Are you kidding me? When I was a kid growing up in England my view of the future was that we would all have jet packs and hover cars and we would be vacationing on the moon. It’s 2012. I don’t have a jet pack, I don’t have a hover car, I can’t vacation on the moon, and I feel gypped about that.
I’ve never been there, but the moon doesn’t look like a very nice place to visit.
It is a fantastic place for a human outpost. The moon is a very attractive place because it’s outside the earth’s gravity well and there are resources that we can use. It’s part of this whole idea of frontierism that we should be pushing outward from what we know, and then find a way to push out even farther.
For $200,000 you can buy a ticket on a Virgin Galactic voyage to space.

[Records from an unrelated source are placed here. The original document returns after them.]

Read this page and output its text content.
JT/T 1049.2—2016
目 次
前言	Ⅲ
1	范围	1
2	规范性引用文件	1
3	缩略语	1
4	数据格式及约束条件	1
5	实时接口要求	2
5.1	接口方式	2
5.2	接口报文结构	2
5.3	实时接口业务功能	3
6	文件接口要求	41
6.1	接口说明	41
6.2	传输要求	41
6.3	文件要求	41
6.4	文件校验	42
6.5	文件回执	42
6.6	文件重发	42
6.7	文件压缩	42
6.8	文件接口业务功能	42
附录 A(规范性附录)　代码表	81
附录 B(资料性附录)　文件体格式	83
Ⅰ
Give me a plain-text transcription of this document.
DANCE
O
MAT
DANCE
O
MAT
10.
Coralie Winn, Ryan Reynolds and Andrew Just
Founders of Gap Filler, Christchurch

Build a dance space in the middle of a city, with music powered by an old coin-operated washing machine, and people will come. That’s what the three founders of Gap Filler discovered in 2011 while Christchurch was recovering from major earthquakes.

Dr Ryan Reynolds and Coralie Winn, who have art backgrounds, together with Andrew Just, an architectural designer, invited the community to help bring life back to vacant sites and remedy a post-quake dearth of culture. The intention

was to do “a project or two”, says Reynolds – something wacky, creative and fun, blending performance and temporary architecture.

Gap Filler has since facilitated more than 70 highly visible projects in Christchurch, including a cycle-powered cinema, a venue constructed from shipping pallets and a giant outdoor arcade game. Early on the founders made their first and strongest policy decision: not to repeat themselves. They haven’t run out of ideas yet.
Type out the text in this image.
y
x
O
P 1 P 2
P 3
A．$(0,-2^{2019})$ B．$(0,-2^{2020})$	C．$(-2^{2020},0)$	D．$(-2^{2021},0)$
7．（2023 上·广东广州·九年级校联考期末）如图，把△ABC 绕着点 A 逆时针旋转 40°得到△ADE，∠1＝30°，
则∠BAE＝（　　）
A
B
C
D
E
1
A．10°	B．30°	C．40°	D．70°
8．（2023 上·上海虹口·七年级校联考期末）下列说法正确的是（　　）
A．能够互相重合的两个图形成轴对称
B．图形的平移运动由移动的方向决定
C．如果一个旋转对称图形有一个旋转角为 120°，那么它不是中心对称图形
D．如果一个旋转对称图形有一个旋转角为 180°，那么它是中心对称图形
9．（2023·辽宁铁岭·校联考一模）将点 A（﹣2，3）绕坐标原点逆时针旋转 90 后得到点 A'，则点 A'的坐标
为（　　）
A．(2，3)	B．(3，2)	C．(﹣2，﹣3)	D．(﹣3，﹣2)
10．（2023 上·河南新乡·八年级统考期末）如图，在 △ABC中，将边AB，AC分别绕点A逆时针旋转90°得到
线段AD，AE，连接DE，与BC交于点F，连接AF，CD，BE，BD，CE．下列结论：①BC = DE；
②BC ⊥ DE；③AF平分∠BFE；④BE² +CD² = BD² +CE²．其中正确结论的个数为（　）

Would you pay that kind of money to travel there?
I wish I had that kind of money. Space tourism is a perfectly fine way of getting people excited about space. For $200,000 you can go to sub-orbital space. For only $5,000, they can go on the “vomit comet” [a reduced gravity aircraft], which is something that I was fortunate enough to do when I was working at NASA’s Johnson Space Center. It’s not space, but it’s space-like.
At what point will the average person have access to space travel?
This has to happen within my lifetime. Twenty years ago you would have been laughed out of the room if you talked about space tourism.
You talk to a lot of college students. Are they still interested in space?
There are still a decent number of kids excited about space. But it’s our job to go out there and raise awareness. Part of the Lunar X Prize is waking people up about space. Otherwise, you just have a horse race to the moon and that’s not enough.
What’s the value of going to space for people left on earth? Will it improve our lives?
My big push is the space economy. We are expanding our economic sphere from the earth to the moon and beyond. But there will also be parallel technology that comes off of the pursuit of space. You can thank the space program for lots of things that you have here on earth today, from Tang to Teflon. All of this is thanks to advancements in the space program. The average person will see the benefits of going to space. There will be all sorts of improvements in technology.
Is there a downside to the commercialization of space? Will we see billboards on the moon?
Not by Google. But your point is how do you handle the fact that there is relatively little in the way of space policy or law? We are at the forefront of policy. Google is actually working with NASA on lunar heritage sites like Apollo landing sites. We have to come to an agreement about how to treat these sites. By the virtue of this Lunar X Prize, we are the ones who are promoting the world’s first discussion about this.